MOP
- Available in: Chinese (Some parts are in English)
- Type: Forum
- Website: www.mop.com

= Mop.com =

Chinese bulletin board system

MOP (Chinese: 猫扑) is a Chinese bulletin board system (BBS). Though popular in China, it is often a source of controversy. The site was created in October 1997. There are 28 million users on MOP. In the past, Mop has been called Mop Station (猫扑大客栈) and Mop Planet (猫扑大星球).

== History ==
Mop.com was created by Zhe Tian, who went by the moniker "Mop". He stepped down from his administrative positions in 2002 following a series of large updates that were carried out on the website.

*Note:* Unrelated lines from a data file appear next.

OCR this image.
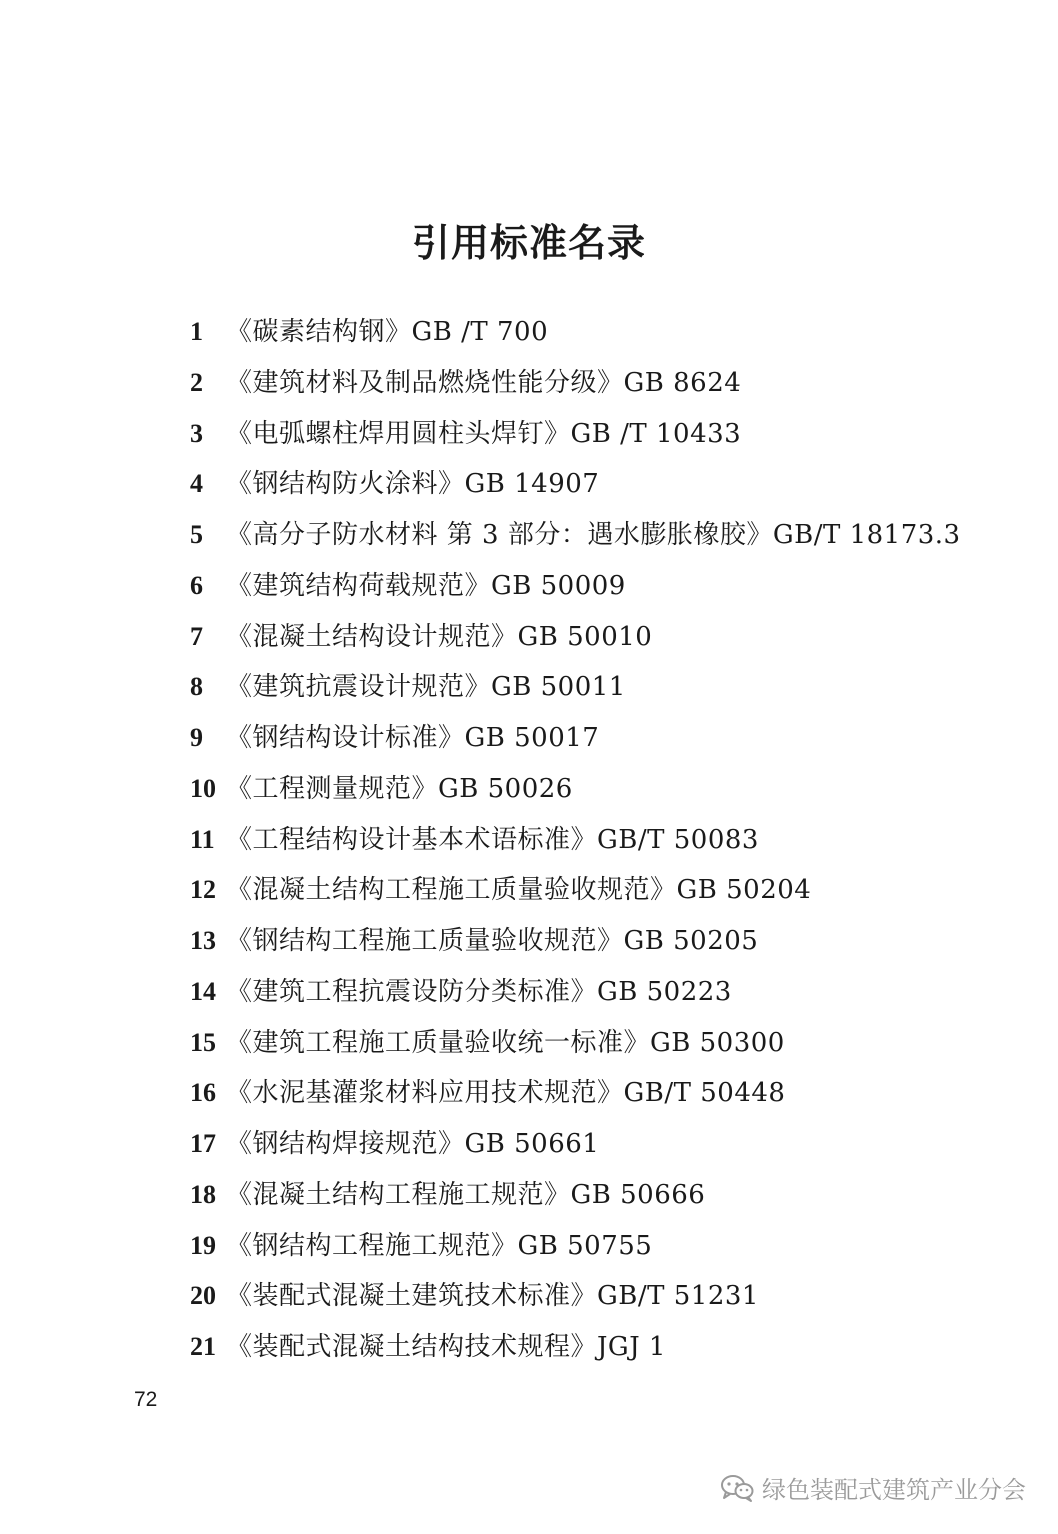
引用标准名录
1 《碳素结构钢》GB /T 700
2 《建筑材料及制品燃烧性能分级》GB 8624
3 《电弧螺柱焊用圆柱头焊钉》GB /T 10433
4 《钢结构防火涂料》GB 14907
5 《高分子防水材料 第 3 部分：遇水膨胀橡胶》GB/T 18173.3
6 《建筑结构荷载规范》GB 50009
7 《混凝土结构设计规范》GB 50010
8 《建筑抗震设计规范》GB 50011
9 《钢结构设计标准》GB 50017
10 《工程测量规范》GB 50026
11 《工程结构设计基本术语标准》GB/T 50083
12 《混凝土结构工程施工质量验收规范》GB 50204
13 《钢结构工程施工质量验收规范》GB 50205
14 《建筑工程抗震设防分类标准》GB 50223
15 《建筑工程施工质量验收统一标准》GB 50300
16 《水泥基灌浆材料应用技术规范》GB/T 50448
17 《钢结构焊接规范》GB 50661
18 《混凝土结构工程施工规范》GB 50666
19 《钢结构工程施工规范》GB 50755
20 《装配式混凝土建筑技术标准》GB/T 51231
21 《装配式混凝土结构技术规程》JGJ 1
72
绿色装配式建筑产业分会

Originally created for the discussion of console games, the website expanded to cover PC games after receiving requests for it.

Mop has created several Chinese Internet slang, such as YY (yì yín (意淫), fantasizing), 233 (laughing out loud, Mop's 233rd emoji was a laughing emoji) and Orz (a bowing position), among others.

In 2005, Mop.com acquired IT news website DoNews.

== Exposure of Internet Regulation Operation ==
On January 5, 2009, Mop's section "Beautiful Ladies" was reported to the China Internet Illegal Information Reporting Centre. On January 8, 2009, Mop.com was listed by the Chinese government on "websites for further improvement and rectification."